Parmi ces chemins qui guident nos vies, il y a ceux que l'on avait oubliés: nos vies antérieures que bien peu ont le privilège de découvrir. Viennent ensuite ceux qui ont pris naissance dans les âges reculés de notre enfance et qui marqueront à jamais l'orientation de notre vie. Parfois, un Dieu plus généreux nous révèle le tracé de ceux qu'il nous invite à suivre. Je dis bien "invite", car personne, pas même Dieu, ne peut empiéter sur notre libre-arbitre : c'est une liberté qui peut nous coûter cher, mais c'est ce qui lui en donne toute sa valeur.
* * *
C'était un parc étrange, certainement lourd d'un passé qui se lisait sur le gigantisme de ses arbres.

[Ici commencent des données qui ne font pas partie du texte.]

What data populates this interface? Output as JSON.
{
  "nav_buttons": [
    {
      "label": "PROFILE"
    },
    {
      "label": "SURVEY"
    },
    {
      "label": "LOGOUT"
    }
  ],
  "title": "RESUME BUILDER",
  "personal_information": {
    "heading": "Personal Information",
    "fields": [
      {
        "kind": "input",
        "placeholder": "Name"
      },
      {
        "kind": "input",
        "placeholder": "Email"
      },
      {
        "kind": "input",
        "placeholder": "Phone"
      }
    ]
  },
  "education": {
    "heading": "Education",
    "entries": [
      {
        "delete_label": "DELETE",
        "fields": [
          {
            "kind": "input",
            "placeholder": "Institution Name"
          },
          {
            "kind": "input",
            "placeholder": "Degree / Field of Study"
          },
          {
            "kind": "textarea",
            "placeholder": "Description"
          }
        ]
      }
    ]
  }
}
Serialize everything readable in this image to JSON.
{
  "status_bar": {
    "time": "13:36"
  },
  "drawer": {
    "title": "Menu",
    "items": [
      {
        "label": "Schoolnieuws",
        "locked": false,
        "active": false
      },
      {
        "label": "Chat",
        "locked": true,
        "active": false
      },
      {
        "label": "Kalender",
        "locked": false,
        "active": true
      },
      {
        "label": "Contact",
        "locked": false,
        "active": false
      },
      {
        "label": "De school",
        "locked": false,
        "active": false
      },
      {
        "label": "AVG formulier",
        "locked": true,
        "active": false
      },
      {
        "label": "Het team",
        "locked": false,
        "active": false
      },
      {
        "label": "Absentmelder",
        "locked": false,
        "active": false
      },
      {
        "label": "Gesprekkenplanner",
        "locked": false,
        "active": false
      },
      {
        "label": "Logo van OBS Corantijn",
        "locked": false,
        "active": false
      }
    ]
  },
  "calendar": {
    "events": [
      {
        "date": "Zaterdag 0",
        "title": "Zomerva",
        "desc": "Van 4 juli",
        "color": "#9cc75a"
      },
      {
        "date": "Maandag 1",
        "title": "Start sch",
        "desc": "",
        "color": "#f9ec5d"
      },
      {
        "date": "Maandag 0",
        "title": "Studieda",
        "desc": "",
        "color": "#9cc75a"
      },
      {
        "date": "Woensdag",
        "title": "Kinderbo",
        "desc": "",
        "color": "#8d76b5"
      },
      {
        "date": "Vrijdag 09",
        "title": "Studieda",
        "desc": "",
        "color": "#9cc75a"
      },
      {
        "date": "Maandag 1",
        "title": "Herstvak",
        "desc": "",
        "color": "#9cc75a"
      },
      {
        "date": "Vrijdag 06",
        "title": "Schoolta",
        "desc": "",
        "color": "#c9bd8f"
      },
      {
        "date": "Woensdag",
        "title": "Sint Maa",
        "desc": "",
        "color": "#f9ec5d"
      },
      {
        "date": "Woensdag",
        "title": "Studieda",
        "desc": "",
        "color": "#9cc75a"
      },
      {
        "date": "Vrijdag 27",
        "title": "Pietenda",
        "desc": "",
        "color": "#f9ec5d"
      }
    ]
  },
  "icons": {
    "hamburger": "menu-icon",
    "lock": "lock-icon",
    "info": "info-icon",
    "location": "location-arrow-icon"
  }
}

L'ombre qu'ils projetaient sur les allées, baignait d'une fraîcheur agréable le visiteur attentif à ce décor qu'il était en train de découvrir. Une rangée de vieilles maisons aux toits moussus et aux murs endeuillés par le temps, délimitait un côté de ce vaste enclos. Ce quidam semblait rechercher une présence. Il n'eut pas longtemps à attendre. Sortie de derrière un buisson de lauriers masquant l'entrée de sa demeure, une belle femme blonde s'avançait vers lui. Elle avait la démarche hésitante. La tête haute, une canne de roseau à la main, elle interrogeait l'espace qu'elle devait affronter. Plus elle s'avançait, mieux il découvrait son charme insolite, mais il ne pouvait pas encore l'identifier. Quand elle fut à sa portée, il put enfin l'interpeller par son nom.
- Irène !
C'était bien elle. Une telle beauté ne pouvait appartenir à aucune autre. Chose étrange, elle ne sembla pas le reconnaître tout de suite. Après quelque hésitation, elle le prit par le bras et l'invita à venir s'asseoir sur un banc de jardin, à l'abri d'un chêne centenaire.
- Approchez-vous que je puisse mieux vous voir.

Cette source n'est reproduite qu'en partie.